Do values have anything to do with politics?

I should probably start today’s post with a warning.  My sense of political reality may have been really skewed by House of Cards and Scandal.  Politics can’t be that corrupt...I hope!  And yet, it often seems as if political processes are quite House of Cards-like – a lot of talk about values and a quite a bit of jostling for power and spinning of facts to justify it.    

An interesting psychological perspective on how politics works - and might work better - is presented by Johnathan Haidt in the book The righteous mind: Why good people are divided by politics and religion.  He has a TED talk based on these ideas https://www.ted.com/talks/jonathan_haidt_on_the_moral_mind?language=en.
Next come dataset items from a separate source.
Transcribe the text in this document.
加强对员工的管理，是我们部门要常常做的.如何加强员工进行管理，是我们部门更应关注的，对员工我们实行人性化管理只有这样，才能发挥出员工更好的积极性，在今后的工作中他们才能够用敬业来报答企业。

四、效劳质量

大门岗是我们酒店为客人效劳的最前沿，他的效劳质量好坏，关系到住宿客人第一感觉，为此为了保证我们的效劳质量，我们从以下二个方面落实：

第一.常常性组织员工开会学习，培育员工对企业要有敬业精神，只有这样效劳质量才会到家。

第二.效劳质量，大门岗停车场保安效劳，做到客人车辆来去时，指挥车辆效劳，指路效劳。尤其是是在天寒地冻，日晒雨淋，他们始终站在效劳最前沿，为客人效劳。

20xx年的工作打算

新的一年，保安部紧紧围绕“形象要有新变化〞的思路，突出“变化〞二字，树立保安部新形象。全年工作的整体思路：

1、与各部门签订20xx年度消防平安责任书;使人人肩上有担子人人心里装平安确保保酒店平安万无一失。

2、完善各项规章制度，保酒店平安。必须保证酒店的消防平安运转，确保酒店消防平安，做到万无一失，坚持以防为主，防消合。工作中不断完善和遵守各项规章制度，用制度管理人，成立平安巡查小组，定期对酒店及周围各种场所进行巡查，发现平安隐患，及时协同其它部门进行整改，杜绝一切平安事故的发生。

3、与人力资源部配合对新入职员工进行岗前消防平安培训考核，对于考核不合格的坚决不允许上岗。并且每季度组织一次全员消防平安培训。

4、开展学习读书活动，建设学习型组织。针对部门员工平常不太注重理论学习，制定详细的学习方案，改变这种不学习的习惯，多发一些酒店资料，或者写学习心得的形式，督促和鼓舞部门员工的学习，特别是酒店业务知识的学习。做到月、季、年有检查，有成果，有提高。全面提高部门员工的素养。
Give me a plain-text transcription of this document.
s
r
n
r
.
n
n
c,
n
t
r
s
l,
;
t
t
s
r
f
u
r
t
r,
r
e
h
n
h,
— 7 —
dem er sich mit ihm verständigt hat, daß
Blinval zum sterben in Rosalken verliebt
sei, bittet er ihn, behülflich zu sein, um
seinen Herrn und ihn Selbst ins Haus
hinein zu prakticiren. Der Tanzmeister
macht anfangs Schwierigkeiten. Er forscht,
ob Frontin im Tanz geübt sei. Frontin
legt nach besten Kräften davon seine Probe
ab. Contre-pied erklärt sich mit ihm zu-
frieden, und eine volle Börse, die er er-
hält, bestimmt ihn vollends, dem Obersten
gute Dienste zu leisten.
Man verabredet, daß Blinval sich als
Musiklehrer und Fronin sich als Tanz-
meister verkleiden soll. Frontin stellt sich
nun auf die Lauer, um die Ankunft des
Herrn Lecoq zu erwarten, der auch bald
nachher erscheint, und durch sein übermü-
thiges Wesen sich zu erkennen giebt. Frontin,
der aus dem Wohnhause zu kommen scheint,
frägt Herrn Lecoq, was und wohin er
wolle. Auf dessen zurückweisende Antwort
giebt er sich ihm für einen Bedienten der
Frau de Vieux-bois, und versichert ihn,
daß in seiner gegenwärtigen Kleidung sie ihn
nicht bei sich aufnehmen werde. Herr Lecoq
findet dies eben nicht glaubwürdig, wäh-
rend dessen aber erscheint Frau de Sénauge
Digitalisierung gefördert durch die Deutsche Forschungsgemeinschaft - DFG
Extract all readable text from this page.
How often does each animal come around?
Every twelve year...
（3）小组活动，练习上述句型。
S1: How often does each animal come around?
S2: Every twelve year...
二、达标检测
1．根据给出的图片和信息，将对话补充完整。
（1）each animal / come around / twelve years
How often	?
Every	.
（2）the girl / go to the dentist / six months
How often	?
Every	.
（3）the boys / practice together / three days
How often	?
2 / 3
Haidt says that moral reasoning is after-the-fact (Haidt, 2001). When you ask people moral questions, time their responses and scan their brains, you see that we reach conclusions quickly and produce reasons later to justify what we have already decided.  What we decide is based on our moral intuitions. These come about the same way we acquire food preferences, we start with what we’re fed as children.  If liberal values taste good to me, I have them often.  If not, I may choose more conservative fare.   My liberal or conservative moral intuitions will tend to blind me to the virtues of other with different views.  
If I am a liberal, instead of listening to the reasoning of a conservative, I will be are busy looking for the arguments will allow me to influence her.   So when politicians spin a story, they are using their moral intuitions.  Haidt has studied moral systems worldwide and come up with six moral values that are part of our fundamental nature: care, fairness, liberty, loyalty, authority and sanctity.  Liberals emphasize caring and fairness; conservatives have a broader palate and can taste across the values spectrum.  I tend to have liberal views so it was a bit of a shock to read that conservatives are more broad-valued than me.  However, Haidt is coming not from a place that supports any one group.  Rather, he is making a plea for the idea that the world needs all of these values and asking for more openness and a more civil political discourse.  I like the idea and I liked his book - but I doubt that Frank Underwood will be swayed.  


References
Haidt, J. (2001). The emotional dog and its rational tail: A social intuitionist approach to moral judgment. Psychological Review, 108(4), 814-834. http://dx.doi.org/10.1037/0033-295X.108.4.814
Haidt, J.  (2012). The righteous mind: Why good people are divided by politics and religion. New York: Vintage Books.